Which is the better story: the food in this insanely inexpensive, sparkling center-city cafe? Or its lofty reason for being? Cafe Reconcile is an excellent neighborhood cafe, with a menu of Creole home-style dishes, prepared under the guidance of major restaurant professionals. But the people who work there are young people whose lives are at risk for a host of reasons, ranging from absent parents to crime. They receive training from the staff pros, after which they can easily find a well-paying jobs in the restaurant industry.
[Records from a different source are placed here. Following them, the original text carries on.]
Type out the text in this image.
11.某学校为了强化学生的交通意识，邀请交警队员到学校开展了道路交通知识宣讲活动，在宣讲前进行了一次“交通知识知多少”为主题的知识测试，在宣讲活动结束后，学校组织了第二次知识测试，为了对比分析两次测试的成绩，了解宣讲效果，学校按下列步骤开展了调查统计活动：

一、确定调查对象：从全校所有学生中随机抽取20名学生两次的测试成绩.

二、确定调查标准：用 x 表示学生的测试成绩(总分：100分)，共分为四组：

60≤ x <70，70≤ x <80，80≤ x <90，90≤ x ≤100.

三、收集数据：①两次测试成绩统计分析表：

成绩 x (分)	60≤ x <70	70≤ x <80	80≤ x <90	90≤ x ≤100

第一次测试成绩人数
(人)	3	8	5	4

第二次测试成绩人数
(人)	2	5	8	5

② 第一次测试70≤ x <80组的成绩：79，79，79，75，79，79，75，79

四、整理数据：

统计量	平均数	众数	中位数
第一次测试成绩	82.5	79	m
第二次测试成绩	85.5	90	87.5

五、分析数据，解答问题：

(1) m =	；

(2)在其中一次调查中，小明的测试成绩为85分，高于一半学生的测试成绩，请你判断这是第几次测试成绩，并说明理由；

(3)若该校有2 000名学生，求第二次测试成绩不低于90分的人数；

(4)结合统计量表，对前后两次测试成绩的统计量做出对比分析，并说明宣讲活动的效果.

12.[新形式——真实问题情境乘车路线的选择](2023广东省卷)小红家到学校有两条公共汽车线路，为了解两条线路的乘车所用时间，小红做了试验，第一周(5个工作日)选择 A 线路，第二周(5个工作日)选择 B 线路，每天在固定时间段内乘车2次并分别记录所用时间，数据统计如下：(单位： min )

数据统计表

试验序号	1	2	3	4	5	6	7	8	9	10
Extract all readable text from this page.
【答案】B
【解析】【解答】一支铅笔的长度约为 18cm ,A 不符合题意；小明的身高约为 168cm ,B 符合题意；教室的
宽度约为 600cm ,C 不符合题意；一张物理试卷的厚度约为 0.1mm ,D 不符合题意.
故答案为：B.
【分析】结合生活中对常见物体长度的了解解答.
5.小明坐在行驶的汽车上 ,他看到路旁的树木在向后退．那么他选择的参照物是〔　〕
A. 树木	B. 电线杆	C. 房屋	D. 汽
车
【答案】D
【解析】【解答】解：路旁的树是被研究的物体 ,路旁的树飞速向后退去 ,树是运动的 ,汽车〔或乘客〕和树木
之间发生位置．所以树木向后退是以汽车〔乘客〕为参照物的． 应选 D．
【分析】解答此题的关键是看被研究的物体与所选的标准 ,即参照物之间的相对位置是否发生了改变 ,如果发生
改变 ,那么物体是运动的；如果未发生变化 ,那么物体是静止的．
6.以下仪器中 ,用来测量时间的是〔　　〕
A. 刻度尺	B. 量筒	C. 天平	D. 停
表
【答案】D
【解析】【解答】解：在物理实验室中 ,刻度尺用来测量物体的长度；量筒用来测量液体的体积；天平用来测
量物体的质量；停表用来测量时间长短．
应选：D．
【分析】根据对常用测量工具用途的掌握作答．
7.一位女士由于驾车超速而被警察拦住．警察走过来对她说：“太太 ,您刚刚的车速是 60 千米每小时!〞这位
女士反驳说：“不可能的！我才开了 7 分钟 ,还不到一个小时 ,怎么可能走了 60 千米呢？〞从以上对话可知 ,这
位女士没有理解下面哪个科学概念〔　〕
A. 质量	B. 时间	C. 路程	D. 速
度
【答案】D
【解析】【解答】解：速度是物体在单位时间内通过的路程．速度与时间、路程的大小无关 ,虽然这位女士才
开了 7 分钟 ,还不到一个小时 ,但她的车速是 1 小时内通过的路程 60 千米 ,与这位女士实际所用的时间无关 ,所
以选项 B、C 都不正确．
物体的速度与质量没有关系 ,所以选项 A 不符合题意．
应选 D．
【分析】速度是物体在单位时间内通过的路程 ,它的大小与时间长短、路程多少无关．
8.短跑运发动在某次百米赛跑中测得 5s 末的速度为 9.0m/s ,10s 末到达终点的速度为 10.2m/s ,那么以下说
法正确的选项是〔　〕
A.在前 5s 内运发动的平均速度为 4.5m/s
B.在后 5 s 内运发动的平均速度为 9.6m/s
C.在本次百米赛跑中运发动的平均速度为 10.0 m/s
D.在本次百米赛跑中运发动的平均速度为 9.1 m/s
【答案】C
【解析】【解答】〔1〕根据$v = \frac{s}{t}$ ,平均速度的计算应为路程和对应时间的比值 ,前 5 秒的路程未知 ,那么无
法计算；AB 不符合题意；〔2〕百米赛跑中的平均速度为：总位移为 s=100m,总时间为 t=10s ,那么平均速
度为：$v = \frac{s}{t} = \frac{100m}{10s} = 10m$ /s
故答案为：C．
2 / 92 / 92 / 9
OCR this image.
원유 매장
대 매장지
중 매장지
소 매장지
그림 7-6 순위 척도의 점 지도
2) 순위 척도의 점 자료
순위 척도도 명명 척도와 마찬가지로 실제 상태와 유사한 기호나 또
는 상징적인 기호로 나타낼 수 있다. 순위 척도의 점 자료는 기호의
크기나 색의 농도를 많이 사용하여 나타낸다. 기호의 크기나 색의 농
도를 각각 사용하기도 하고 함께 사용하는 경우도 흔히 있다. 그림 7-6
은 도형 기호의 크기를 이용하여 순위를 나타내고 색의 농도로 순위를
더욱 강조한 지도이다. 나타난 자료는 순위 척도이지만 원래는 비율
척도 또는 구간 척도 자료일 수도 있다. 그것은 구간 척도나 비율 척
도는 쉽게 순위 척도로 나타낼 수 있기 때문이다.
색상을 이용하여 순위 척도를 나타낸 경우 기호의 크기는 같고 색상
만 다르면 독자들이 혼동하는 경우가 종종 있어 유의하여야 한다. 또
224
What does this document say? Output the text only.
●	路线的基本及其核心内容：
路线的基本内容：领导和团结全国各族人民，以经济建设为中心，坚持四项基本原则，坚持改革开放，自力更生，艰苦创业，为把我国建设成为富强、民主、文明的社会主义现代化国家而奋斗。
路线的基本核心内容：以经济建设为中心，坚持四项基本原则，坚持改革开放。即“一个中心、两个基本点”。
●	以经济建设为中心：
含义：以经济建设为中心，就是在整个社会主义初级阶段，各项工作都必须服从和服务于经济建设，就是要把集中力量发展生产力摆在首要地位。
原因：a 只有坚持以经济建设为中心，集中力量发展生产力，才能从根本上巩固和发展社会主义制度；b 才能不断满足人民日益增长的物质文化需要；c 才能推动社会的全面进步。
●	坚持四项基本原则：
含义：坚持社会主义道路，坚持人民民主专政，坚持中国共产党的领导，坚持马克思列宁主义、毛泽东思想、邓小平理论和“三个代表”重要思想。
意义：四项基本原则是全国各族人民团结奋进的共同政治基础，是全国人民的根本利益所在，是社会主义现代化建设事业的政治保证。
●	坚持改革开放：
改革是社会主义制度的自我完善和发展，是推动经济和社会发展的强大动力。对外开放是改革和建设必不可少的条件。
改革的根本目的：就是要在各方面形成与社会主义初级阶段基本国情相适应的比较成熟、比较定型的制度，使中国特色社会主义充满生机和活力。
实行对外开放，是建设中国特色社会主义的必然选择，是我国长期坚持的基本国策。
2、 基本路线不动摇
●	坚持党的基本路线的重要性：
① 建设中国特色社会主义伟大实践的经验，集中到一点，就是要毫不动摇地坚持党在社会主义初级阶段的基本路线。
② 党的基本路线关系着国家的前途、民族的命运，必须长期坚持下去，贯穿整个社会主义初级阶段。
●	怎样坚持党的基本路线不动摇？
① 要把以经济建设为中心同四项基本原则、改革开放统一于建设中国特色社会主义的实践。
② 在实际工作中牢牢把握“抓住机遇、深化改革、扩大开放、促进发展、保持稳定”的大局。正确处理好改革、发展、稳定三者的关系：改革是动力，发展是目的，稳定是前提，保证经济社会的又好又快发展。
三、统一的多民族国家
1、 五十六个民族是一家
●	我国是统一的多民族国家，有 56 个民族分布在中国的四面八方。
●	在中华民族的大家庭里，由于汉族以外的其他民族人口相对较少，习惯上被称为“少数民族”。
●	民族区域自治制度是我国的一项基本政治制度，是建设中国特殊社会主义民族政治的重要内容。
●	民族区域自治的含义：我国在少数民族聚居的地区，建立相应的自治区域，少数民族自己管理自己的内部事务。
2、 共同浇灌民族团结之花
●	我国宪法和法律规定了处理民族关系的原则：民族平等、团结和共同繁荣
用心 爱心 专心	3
The Cafe is one of several enterprises under the aegis of the non-profit LSF Foundation, founded in 1996 by the Father Harry Tompson, S.J., the most inspiring Jesuit I ever met in a lifetime of being inspired by Jesuits. The foundations mission is to lift undereducated, underskilled people into careers that would keep their lives productive. Over the years, the restaurant industry--notably Chef Emeril Lagasse and the Brennans--has given deep support to Cafe Reconcile. It has resulted not only in a very successful social program, but seriously good food. The cafe is about to build a major addition to its facility as it continues on its dynamic mission.
It's on large room in a late-1800s building in the old Dryades Street commercial district. Tiled floors, high ceilings, and an excellent renovation some years ago make the restaurant a very pleasant place to take lunch. You never know who you're going to run into here. Politicians make particularly frequent appearances.
The neighborhood is unfamiliar to most diners, but fear not. It's well patrolled, and parking is easy on the street nearby.